La actuación también extendió una tendencia importante: fue la décima ocasión en sus últimas 11 aperturas en la que consiguió completar al menos seis entradas.
El bullpen protege la mínima ventaja
Con Nueva York arriba solamente por una carrera, el bullpen tuvo muy poco margen de error.
Jonathan Pintaro consiguió cuatro outs después de la salida de McLean.
Nate Lavender retiró a los dos bateadores que enfrentó y Daniel Duarte trabajó un noveno episodio perfecto para conseguir su segundo salvamento de la temporada.
San Diego no volvió a encontrar una oportunidad comparable a las que desperdició durante las dos primeras entradas.
La defensa de los Mets había hecho suficiente.
Buehler sufre una derrota difícil
El resultado terminó siendo especialmente duro para Walker Buehler.
Después de permitir las dos carreras iniciales, el derecho prácticamente neutralizó por completo a la ofensiva de Nueva York.
Buehler terminó seis entradas con solamente dos hits permitidos y retiró 16 de los últimos 17 bateadores que enfrentó. Aun así, cargó con la derrota y su registro quedó en 7-6.
El contraste definió el encuentro.
Los Padres generaron más oportunidades ofensivas, mientras los Mets hicieron mejor uso de las pocas que consiguieron.
Nueva York produjo sus dos carreras en la primera entrada y posteriormente dependió de su defensa y su pitcheo.
Dos equipos que llegaban encendidos
El partido también enfrentó a dos clubes que habían mejorado considerablemente desde la fecha límite de cambios.
Los Mets llegaron a la serie con una racha muy positiva y, después del triunfo, mejoraron a 10-3 desde la fecha límite, la mejor marca de Grandes Ligas durante ese período.

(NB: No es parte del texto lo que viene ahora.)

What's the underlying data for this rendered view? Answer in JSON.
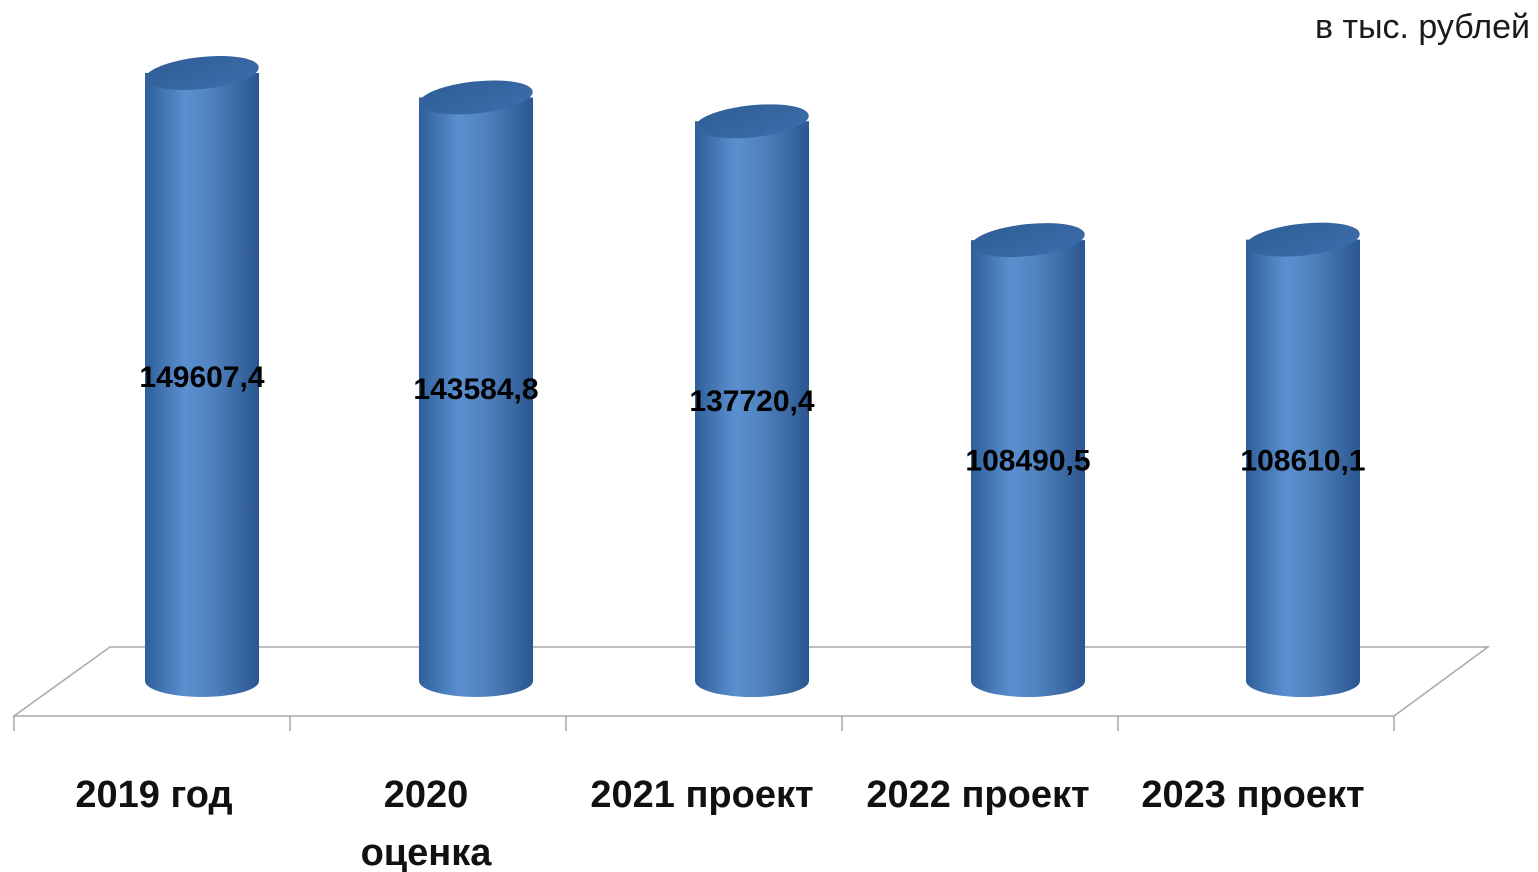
{
  "unit_label": "в тыс. рублей",
  "colors": {
    "bar": "#4F81BD",
    "bar_dark": "#2E5F99",
    "bar_top": "#3A6BA8"
  },
  "chart_data": {
    "type": "bar",
    "style": "3d-cylinder",
    "categories": [
      [
        "2019 год"
      ],
      [
        "2020",
        "оценка"
      ],
      [
        "2021 проект"
      ],
      [
        "2022 проект"
      ],
      [
        "2023 проект"
      ]
    ],
    "values": [
      149607.4,
      143584.8,
      137720.4,
      108490.5,
      108610.1
    ],
    "value_labels": [
      "149607,4",
      "143584,8",
      "137720,4",
      "108490,5",
      "108610,1"
    ],
    "grid": false,
    "legend": "none"
  }
}
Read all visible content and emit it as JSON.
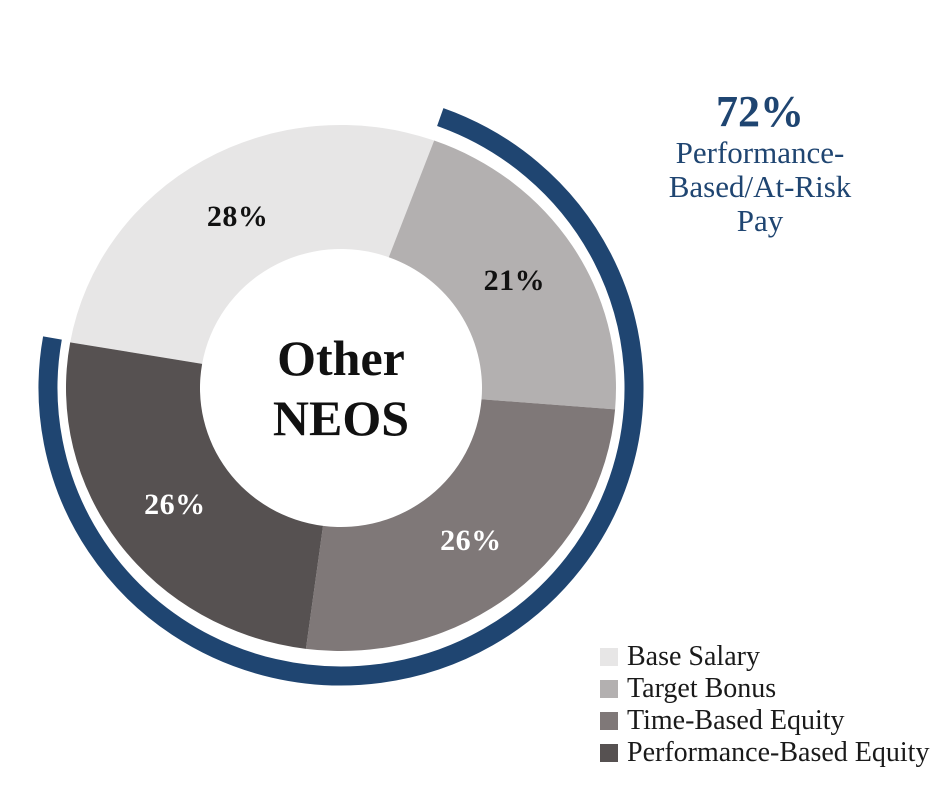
{
  "chart_data": {
    "type": "pie",
    "subtype": "donut",
    "center_label": "Other\nNEOS",
    "start_angle_deg": -80,
    "legend_position": "bottom-right",
    "annotation_position": "top-right",
    "series": [
      {
        "name": "Base Salary",
        "value": 28,
        "display_label": "28%",
        "color": "#e7e6e6",
        "label_color": "#111111"
      },
      {
        "name": "Target Bonus",
        "value": 21,
        "display_label": "21%",
        "color": "#b3b0b0",
        "label_color": "#111111"
      },
      {
        "name": "Time-Based Equity",
        "value": 26,
        "display_label": "26%",
        "color": "#7f7878",
        "label_color": "#ffffff"
      },
      {
        "name": "Performance-Based Equity",
        "value": 26,
        "display_label": "26%",
        "color": "#565151",
        "label_color": "#ffffff"
      }
    ],
    "annotation": {
      "value": "72%",
      "label": "Performance-\nBased/At-Risk\nPay",
      "color": "#1f4571",
      "covers_series": [
        "Target Bonus",
        "Time-Based Equity",
        "Performance-Based Equity"
      ]
    },
    "arc_color": "#1f4571"
  }
}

San Diego tampoco llegaba en mal momento.
Los Padres habían ganado nueve de sus 13 encuentros desde la fecha límite y venían de fortalecer su posición con varias buenas actuaciones durante agosto.
Eso convirtió el primer partido de la serie en un enfrentamiento entre dos equipos que atravesaban etapas positivas.
Pero Nueva York encontró la diferencia en un elemento que muchas veces queda fuera de los grandes titulares.
La defensa decide un partido de una carrera
La victoria no llegó mediante cuadrangulares ni una gran explosión ofensiva.
Llegó con tiros desde los jardines.
Carson Benge retiró a dos corredores en el plato durante la primera entrada.
A.J. Ewing hizo lo mismo en la segunda.
Y Nolan McLean aprovechó esas jugadas para sobrevivir a uno de los comienzos más complicados que había enfrentado recientemente.
San Diego intentó imponer su velocidad y agresividad.
Nueva York respondió con precisión.
Al final, las tres asistencias defensivas terminaron teniendo el mismo valor que cualquier batazo productor.
En un partido decidido por solamente una carrera, los Mets demostraron que también se puede ganar impidiendo que el rival complete los últimos 90 pies.